Orateur
Description
Homologous recombination (HR) is a conserved DNA repair mechanism that uses an intact DNA molecule as a template to mend double-strand breaks (DSBs) and single-stranded gaps, ensuring genomic stability. The accurate search and choice of an homologous donor is of prime importance for HR fidelity, as repairing using non-allelic repetitive sequences can lead to structural variations. Multiple mechanisms involved in the homology search mitigate this risk, but they remain incompletely characterized.
My PhD project aims to elucidate the molecular controls governing donor selection during HR. To this end, I developed a computational model of the HR pathway in S. cerevisiae that integrates stochastic parameters for complex formation, disruption rates, protein binding on single-stranded DNA, and chromatin accessibility. Guided by quantitative experimental data, the model simulates thousands of virtual cells, each generating metrics such as first passage times for the homology search, numbers of D-loops formed or disrupted, and high-resolution two-dimensional chromatin contact maps.

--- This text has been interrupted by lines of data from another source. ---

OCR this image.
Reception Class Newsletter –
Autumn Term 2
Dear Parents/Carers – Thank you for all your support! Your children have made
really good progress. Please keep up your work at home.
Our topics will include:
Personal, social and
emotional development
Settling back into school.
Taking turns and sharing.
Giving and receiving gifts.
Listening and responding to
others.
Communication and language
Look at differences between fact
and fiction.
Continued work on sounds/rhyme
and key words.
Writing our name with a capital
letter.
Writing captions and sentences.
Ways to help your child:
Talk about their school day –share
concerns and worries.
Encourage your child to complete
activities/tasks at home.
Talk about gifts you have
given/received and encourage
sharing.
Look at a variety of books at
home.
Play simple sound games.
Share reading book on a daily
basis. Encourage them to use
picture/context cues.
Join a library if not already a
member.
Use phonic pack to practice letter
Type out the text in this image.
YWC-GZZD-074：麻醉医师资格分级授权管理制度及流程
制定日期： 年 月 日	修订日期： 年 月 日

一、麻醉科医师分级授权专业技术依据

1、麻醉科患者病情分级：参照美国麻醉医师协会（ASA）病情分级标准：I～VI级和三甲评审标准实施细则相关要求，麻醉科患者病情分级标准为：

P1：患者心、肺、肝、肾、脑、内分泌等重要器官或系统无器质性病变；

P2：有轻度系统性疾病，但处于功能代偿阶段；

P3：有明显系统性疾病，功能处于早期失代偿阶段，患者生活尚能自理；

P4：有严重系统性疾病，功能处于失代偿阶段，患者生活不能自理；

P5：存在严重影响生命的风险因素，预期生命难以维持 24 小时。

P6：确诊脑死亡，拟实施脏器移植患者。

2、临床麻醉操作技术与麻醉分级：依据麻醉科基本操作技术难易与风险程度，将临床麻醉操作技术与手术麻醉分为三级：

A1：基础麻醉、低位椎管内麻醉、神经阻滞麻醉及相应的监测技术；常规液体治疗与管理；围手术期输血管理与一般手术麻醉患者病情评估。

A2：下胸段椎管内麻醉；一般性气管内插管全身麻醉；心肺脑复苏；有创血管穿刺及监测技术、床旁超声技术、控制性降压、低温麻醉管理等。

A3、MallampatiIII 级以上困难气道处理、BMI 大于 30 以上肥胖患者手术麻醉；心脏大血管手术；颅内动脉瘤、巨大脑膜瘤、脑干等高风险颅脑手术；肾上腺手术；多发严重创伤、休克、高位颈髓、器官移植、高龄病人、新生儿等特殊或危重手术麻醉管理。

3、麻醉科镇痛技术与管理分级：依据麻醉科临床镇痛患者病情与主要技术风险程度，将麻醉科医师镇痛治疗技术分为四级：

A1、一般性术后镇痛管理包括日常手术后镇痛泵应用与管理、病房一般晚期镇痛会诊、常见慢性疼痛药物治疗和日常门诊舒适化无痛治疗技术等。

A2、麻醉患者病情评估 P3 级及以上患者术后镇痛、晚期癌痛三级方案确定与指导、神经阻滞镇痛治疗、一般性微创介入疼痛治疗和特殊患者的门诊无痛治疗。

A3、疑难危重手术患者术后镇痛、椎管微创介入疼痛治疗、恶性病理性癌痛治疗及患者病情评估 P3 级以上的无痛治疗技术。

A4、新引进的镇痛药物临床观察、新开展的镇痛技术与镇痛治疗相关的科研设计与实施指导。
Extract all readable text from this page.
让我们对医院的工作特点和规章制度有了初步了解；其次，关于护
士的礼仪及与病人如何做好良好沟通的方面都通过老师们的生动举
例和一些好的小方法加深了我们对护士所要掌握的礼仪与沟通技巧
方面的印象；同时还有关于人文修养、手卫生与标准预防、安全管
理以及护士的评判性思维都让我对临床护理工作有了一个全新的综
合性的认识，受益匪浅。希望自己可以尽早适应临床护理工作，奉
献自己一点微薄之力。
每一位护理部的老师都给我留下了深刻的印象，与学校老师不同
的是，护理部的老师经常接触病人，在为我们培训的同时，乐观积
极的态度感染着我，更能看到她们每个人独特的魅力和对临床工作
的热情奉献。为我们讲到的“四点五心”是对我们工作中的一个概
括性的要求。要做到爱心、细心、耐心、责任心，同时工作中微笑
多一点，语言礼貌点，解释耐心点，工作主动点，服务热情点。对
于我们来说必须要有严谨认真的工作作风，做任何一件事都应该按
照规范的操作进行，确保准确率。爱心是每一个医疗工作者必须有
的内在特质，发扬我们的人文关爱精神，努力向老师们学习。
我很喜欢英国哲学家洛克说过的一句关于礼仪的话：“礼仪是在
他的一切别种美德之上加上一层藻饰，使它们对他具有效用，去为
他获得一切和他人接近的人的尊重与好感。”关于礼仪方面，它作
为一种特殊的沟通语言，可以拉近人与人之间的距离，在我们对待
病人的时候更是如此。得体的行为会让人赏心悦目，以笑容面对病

By aggregating these outputs, the framework provides robust population-level insights, correlates input parameters with HR outcomes, and facilitates direct comparisons with experimental data. Ultimately, this predictive model will help quantify the roles of specific factors in ensuring HR efficiency and fidelity, with ongoing experimental validations further refining our understanding of homologous donor selection.